The main reason for delisting was that its overseas operations would have compromised the good subscriber base locally – an indication that Astro may have had to invest in riskier propositions overseas. The idea was to relist the entire entity once the volatile overseas markets have reached a sustainable critical mass of subscriber base.
Well, that did not turn out as planned as overseas operations remain just as risky and uncertain after so many years. The planned Astro IPO will be only the domestic operations, which will be viewed positively. Astro having surged past 3m subscribers in Malaysia is so entrenched in the market place and the natural barriers to entry are too high for any competition to be a real threat.
The flip side is that numbers growth will be muted as 3m is not a small base for a population of our size. Can Astro further milk the base for more fees? The answer is YES. Having substantive critical mass actually have seen advertisers who only considered TV1, TV2 and TV3 for national campaigns to shift an increasingly higher budget for more targeted audience campaigns with Astro programming. The smarter marketing packaging allows for a certain show or series to be mainly sponsored by a specific client with credible results. We can expect more innovative marketing campaigns to grab a larger share of the advertising ringgit. Hence I see more upside even 1-3 years down the road.
To recap, in 2005, Astro had entered into a joint venture with First Media and other affiliates of the Lippo Group to set up a direct-to-home (DTH) pay-television business in Indonesia to be launched by PT Direct Vision, a subsidiary of First Media.
However, the joint venture was not concluded, and subsequently Astro commenced arbitration proceedings against Lippo Group under the Singapore International Arbitration Centre Rules to recover about US$ 560mil (RM1.7bil) which it had incurred to establish the pay-TV business for PT Direct Vision.

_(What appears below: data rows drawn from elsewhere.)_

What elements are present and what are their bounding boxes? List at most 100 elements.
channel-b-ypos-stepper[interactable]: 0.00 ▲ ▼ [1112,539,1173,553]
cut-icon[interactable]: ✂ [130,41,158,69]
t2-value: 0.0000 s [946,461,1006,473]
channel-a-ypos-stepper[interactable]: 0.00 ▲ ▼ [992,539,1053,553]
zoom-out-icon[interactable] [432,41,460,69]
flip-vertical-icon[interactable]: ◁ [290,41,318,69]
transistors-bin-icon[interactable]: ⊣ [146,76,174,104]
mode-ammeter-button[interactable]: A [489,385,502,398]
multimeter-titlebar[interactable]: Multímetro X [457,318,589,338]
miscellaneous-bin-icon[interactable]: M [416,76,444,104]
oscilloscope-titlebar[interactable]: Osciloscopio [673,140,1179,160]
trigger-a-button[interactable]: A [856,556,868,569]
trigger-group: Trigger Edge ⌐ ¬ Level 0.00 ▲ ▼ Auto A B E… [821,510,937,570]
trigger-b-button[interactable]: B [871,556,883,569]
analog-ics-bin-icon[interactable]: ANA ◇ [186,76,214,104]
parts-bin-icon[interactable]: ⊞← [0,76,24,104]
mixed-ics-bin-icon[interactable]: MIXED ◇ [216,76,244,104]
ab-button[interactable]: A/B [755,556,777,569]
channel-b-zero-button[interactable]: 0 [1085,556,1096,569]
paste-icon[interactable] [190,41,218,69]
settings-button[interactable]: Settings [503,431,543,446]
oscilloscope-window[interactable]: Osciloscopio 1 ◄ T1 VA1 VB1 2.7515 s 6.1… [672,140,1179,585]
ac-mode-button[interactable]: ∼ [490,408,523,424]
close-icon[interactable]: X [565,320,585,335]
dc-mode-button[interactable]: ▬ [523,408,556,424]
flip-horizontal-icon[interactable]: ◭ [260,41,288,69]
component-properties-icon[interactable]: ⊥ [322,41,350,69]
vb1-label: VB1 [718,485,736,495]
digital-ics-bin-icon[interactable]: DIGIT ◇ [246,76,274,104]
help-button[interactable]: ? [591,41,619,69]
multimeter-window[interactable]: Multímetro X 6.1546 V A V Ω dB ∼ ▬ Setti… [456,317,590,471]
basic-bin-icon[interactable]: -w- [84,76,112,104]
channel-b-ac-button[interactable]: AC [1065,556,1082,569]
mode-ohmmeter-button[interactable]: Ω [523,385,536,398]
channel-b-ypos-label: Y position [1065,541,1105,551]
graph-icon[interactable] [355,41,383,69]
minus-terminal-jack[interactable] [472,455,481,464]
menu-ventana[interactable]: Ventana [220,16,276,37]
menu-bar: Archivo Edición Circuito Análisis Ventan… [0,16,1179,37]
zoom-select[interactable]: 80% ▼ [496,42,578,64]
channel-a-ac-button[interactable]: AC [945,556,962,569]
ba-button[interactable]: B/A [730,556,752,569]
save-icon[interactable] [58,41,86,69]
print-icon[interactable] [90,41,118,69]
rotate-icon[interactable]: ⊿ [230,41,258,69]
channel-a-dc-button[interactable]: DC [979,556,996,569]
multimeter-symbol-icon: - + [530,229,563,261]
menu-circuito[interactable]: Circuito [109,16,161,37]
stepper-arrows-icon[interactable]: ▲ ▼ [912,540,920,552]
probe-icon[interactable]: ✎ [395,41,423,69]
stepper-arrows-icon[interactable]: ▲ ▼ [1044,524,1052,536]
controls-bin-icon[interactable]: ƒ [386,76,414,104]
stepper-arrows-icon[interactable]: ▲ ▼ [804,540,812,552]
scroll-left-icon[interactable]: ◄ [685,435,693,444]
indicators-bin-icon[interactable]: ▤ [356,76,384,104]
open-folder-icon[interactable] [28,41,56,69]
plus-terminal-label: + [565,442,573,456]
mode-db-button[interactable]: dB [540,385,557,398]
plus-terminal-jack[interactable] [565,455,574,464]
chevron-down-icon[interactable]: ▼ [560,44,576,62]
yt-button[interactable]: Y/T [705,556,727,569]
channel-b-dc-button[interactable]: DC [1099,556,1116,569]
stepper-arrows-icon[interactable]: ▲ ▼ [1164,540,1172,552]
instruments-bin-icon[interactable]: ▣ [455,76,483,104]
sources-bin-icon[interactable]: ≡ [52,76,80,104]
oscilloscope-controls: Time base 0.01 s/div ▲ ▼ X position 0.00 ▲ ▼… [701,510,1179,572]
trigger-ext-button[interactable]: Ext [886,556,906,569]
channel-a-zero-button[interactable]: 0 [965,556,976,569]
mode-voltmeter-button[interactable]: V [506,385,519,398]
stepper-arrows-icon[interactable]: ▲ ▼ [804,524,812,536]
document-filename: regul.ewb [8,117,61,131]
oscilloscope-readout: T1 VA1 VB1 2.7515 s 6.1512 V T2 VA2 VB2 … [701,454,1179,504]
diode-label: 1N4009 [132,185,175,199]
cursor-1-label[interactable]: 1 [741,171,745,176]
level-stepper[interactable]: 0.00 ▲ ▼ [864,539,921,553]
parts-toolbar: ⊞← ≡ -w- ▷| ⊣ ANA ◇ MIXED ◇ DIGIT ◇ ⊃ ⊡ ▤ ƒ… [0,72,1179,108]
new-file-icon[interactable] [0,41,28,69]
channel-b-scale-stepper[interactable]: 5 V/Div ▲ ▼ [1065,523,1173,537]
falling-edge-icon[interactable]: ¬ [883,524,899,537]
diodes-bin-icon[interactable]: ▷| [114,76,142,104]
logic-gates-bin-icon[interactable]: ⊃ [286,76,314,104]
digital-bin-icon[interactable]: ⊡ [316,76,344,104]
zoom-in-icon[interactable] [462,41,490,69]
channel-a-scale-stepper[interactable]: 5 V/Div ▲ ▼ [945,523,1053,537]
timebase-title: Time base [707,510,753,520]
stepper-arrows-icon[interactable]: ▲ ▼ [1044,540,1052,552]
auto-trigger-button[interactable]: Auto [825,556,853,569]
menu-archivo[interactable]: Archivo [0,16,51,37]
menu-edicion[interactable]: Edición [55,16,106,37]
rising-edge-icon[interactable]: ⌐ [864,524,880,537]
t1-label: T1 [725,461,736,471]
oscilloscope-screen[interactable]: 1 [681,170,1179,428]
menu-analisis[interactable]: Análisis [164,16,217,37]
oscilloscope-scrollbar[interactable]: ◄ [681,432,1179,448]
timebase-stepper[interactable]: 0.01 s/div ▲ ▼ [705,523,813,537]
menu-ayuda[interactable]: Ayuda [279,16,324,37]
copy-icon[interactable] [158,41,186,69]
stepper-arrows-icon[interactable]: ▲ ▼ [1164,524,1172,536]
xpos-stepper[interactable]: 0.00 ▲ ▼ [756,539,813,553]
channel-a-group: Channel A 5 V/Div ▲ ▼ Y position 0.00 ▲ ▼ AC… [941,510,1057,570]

Astro Malaysia Holdings Bhd has offered its IPO to Bumiputra investors at RM3.60 a share. The IPO, expected by the market to list by end-September and to raise around US$ 1.5bn (RM4.7bn), would be Malaysia’s third-largest this year. The offer had opened late last week and will close at 4pm on Wednesday. Based on this indicative price of RM3.60, the 597.69m shares reserved for bumiputra investors would be worth about RM2.15bn (US$ 688.88m).
Assuming they are trying to raise just $ 1bn (RM3.1bn), that leaves just less than RM1bn in allocation to other cornerstones and foreign funds – which no doubt will see enormous complaints and pent up demand. Plus retail players can again raise their hands in the air and say the same thing, good ones you bypass us, tough ones you come to us.
CIMB seems to be trying for a market cap of between RM11bn to RM15bn. I believe the valuation will be closer to the higher end of the scale as its a steady, thriving, very cash flow positive,little reinvestment, but a business model that could be relaunched on a greater platform later with Maxis as a potential genuine triple-play threat. Good if you can get some allocation. I believe even at RM14bn-15bn valuation you can still see 20%-30% upside upon listing, thus making this an even more desirable IPO than IHH in my view.